Effect of oral contraceptive on plasma concentration of codeine

MR Sattari1,3, SO Mashayekhi2,3, M Mortazavi3. 1Tabriz University of Medical Sciences, Neurosciences Research Centre, 5166414766, Iran, 2Tabriz University of Medical Sciences, NPMC, 5166414766, Iran, 3Tabriz University of Medical Sciences, Faculty of Pharmacy, 5166414766, Iran

Addiction to opiates is one of the most critical social problems in Iran rising day by day.
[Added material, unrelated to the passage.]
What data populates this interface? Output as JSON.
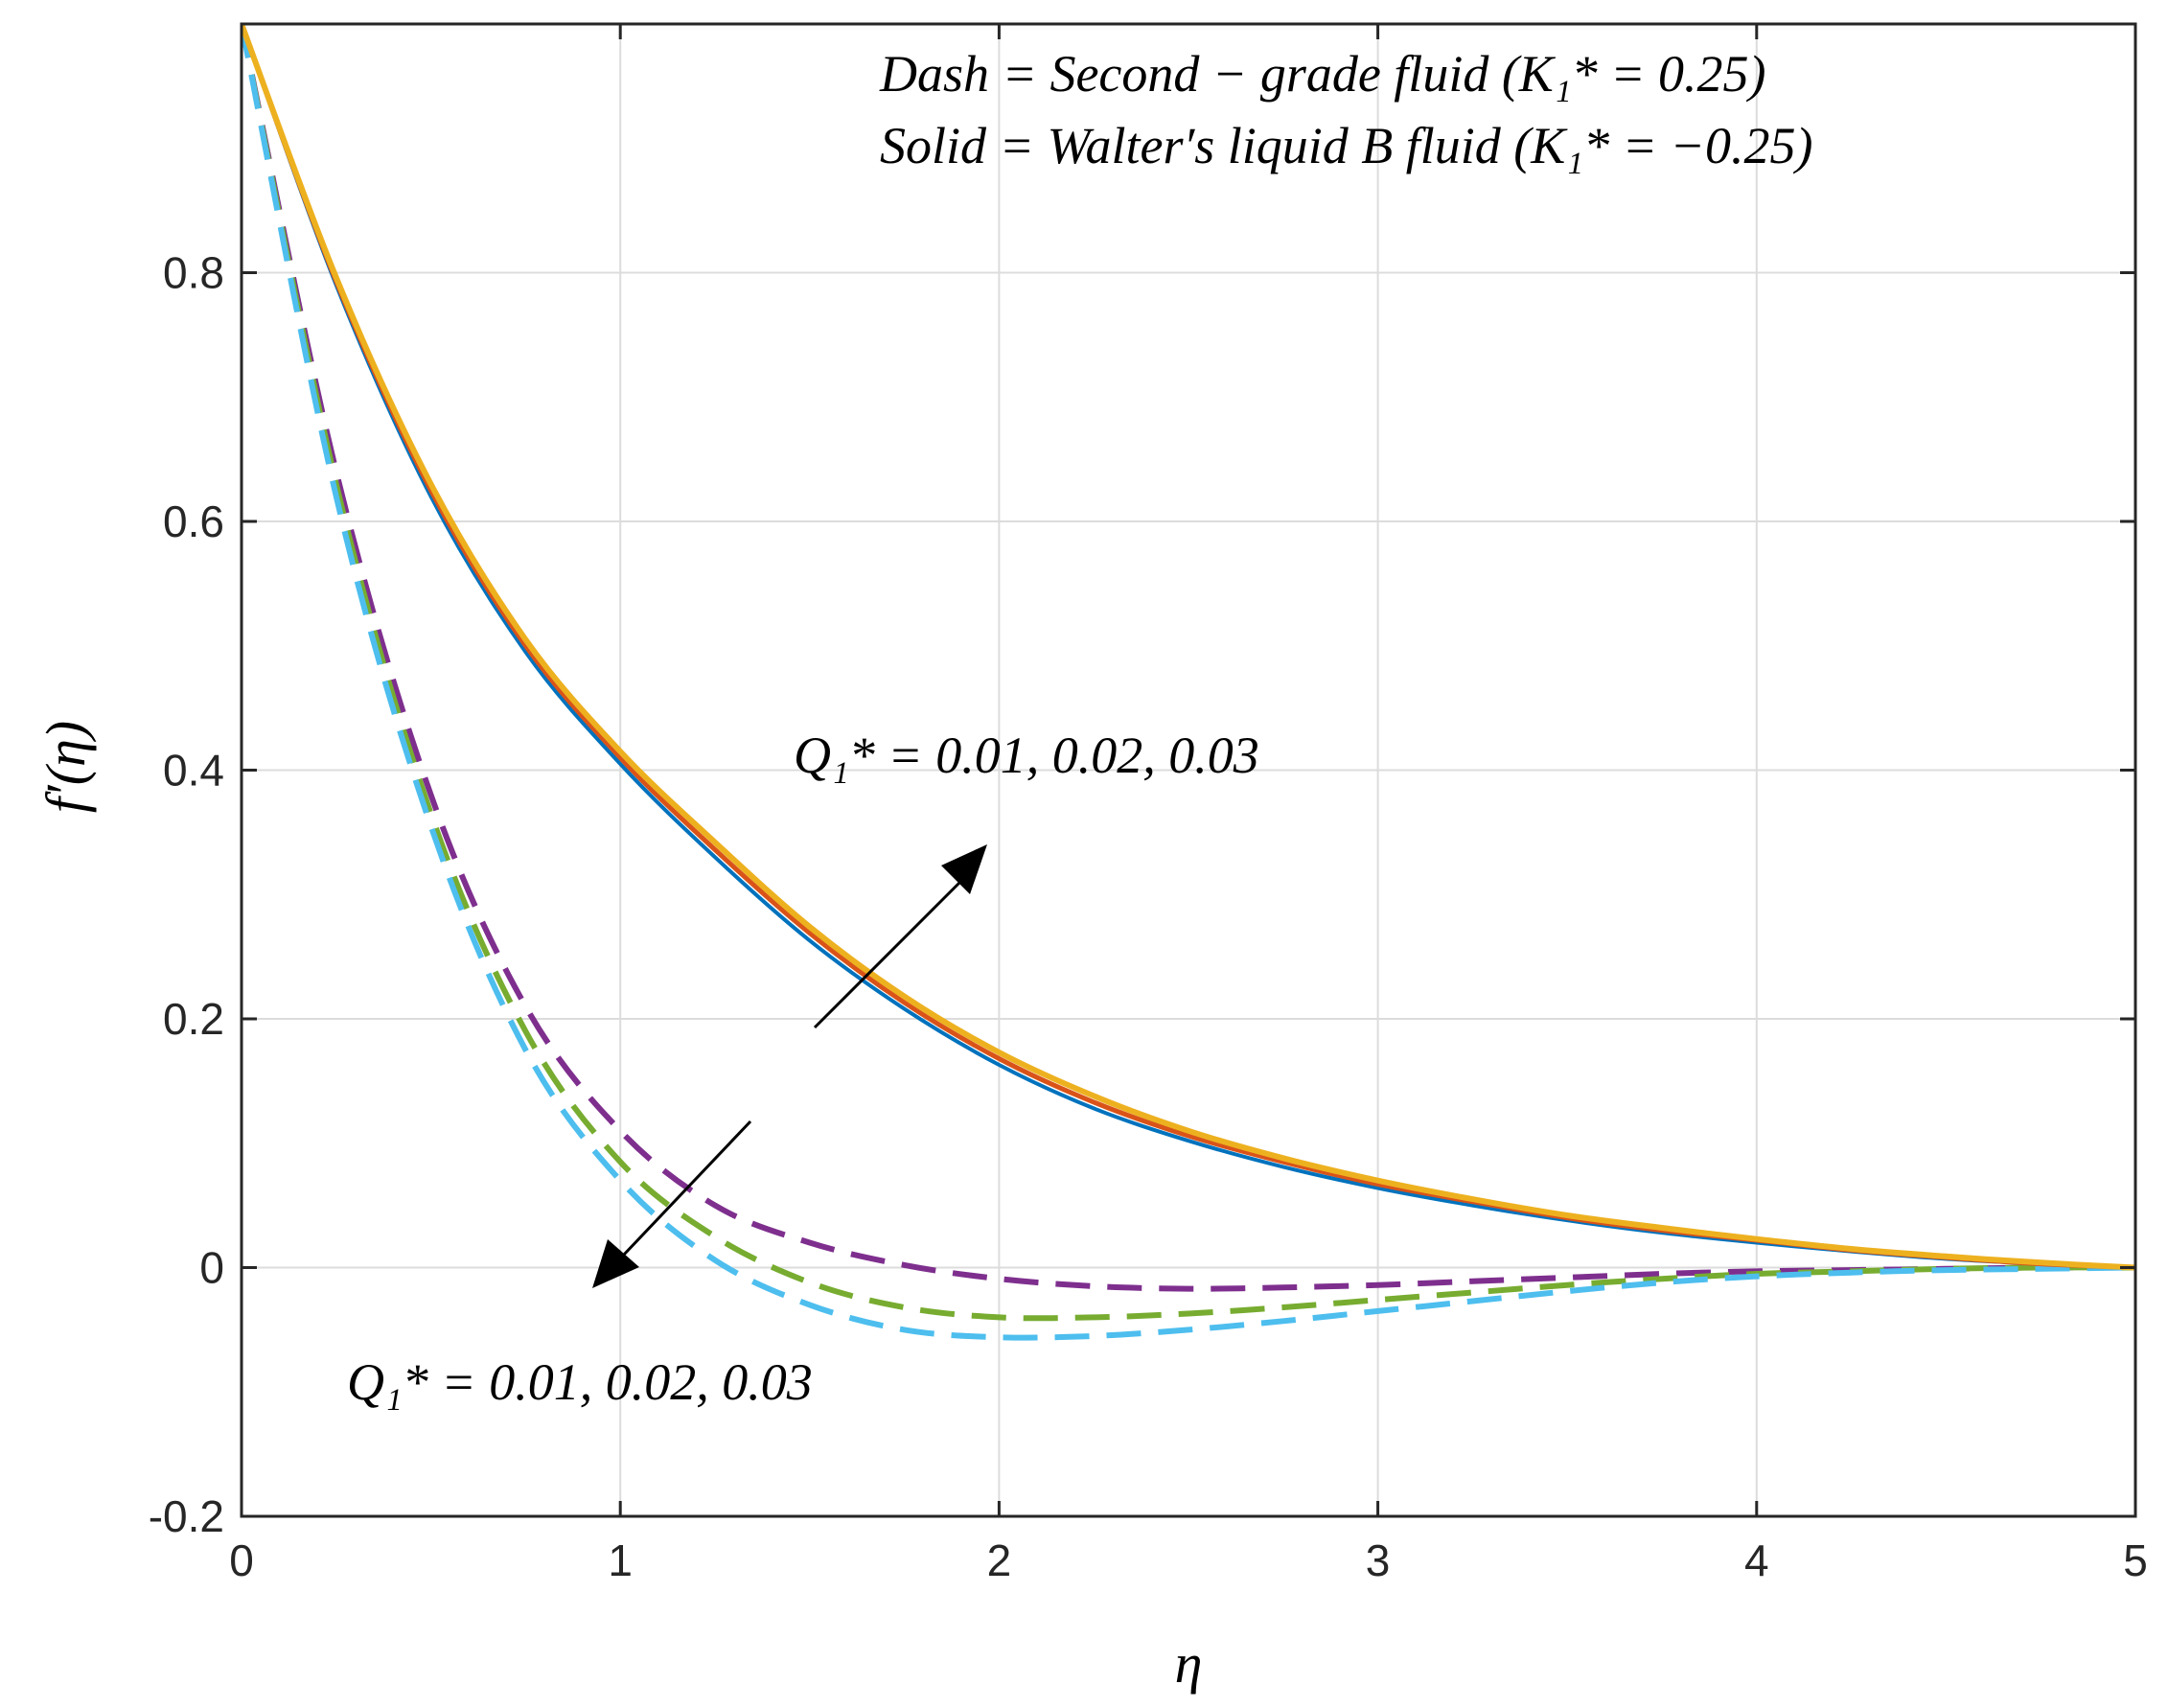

It is reported that a number of opiate addicts may obtain false negative results from the laboratories by manipulating their urine samples with citric acid or lactose, or taking few oral contraceptive or probenecid tablets few hours before addiction test to break out the law. Bibliography did not reveal any previous study on the interaction between contraceptives and opiates in human. Only two studies had been performed on the rat which rejected such an interaction. Consequently, we decided to study the probable masking effect of oral contraceptives on plasma concentration of codeine. Six healthy male volunteers (aged 20-28 years) were recruited for the study to participate in a three-phase trial with one week intervals. At the first phase they received only two tablets of acetaminophen-codeine (300mg acetaminophen and 20mg codeine) in fast condition. Blood samples were taken from their brachial vein (5ml each) in 1, 2, and 4 hours after the codeine tablets intake. At the second and third phases they were pre-treated with two oral contraceptive tablets (HD) two hours and 24 hours respectively before codeine intake. Blood samples were taken at the same times after codeine intake. The blood samples were quickly centrifuged and the supernatants were frozen in -20ºC until analysis. Plasma concentration of codeine was determined using an HPLC developed method. Data were analysed using one-way ANOVA test. We showed that, the mean plasma concentration of codeine in the first sample of phase 1 (1h after codeine intake) declined significantly (P<0.05) from 150.9ng/ml±20.6 (SEM) in the first phase to 54.9ng/ml±21.7 in the second phase. However, the decline to 11.9ng/ml±71.5 in the third phase was not significant (P>0.05). Therefore, we hypothesised that if the oral contraceptive can reduce the plasma concentration of free form of codeine, it might be due to its enzyme induction effects pre-treating 24 hours before codeine intake. Whereas, the maximum reduction in plasma concentration of free codeine was with the second phase. This shows that the mechanism of the interaction is different from enzyme induction and needs further investigations. Advance studies also are needed to investigate the chronic effects of oral contraceptives on the plasma concentrations of free and conjugated codeine and morphine.